As a Data Scientist within the Auto Finance Data & Analytics team, you will leverage advance analytics and AI/ML to support product teams, build analytical solutions, guide strategic business decisions, and enable growth initiatives.
You will partner closely with Product, Technology, Design, Risk, and other cross-functional teams to translate complex business questions into analytical and AI/ML solutions. The ideal candidate is a hands-on analytics practitioner who combines strong technical skills, business judgment, intellectual curiosity, and a passion for applying modern analytics and technology to deliver business outcomes.
Job Responsibilities:
- Conduct deep-dive analyses to generate actionable insights and recommendations that streamline business processes and uncover potential areas for product innovation and growth
- Present insights and recommendations to Auto Business leaders using data-driven storytelling to help guide the strategic direction of the organization
- Partner with Business, Product and Technology teams to implement data-driven strategies and models/algorithms that drive business growth and customer engagement
- Develop and apply advanced statistical analyses and mathematical models to analyze complex data trends and patterns
- Leverage AI tools (e.g., LLM Suite, GitHub Copilot, etc.) to work more efficiently, accelerate analysis, and identify opportunities for innovation
- Understand end-to-end digital customer engagement funnel and derive insights on how to improve conversion rates
- Evolve and refine measurement frameworks and KPIs for customer measurement, highlighting anomalies or trends to senior leaders
Required qualification, capabilities and skills:
- 3+ years relevant experience in AI/ML, data science, or related fields.

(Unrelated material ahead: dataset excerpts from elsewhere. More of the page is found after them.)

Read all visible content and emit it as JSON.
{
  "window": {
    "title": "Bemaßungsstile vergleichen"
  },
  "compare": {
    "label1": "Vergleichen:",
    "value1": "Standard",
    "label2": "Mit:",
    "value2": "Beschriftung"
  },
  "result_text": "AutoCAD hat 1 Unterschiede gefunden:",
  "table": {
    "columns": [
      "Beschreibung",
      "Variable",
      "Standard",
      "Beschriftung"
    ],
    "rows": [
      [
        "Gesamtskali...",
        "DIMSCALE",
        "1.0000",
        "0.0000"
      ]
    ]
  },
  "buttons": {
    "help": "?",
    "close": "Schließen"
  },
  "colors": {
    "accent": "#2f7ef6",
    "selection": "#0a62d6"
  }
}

- Strong background in analyzing and translating digital customer behavior data into actionable insights and recommendations for Business leaders. Experience defining KPIs, measurement frameworks, and anomaly monitoring for digital products.
- Proficient in developing predictive models and utilizing ML algorithms such as logistic regression, KNN, random forest, and Gradient boosting for classification problems.
- Solid understanding of statistical concepts for data analysis and experience with designing and evaluating A/B experiments.
- Experience with Adobe Analytics, Tableau, Alteryx, SQL, Python, and AWS.
- Expertise in prompt engineering and AI-assisted development using LLM Suite, GitHub Copilot Skills, VS Code, etc. to improve LLM output quality and reliability while boosting daily workflow productivity and innovation.
- Experience in building Conversational AI applications and in orchestrating AI/ML services for building a complete solution.
- Demonstrated initiative in learning and applying AI/LLM technologies to business problems and projects.
- Skilled in synthesizing and presenting business insights, recommendations and complex analytical results to executives, business partners, and technical resources across various teams.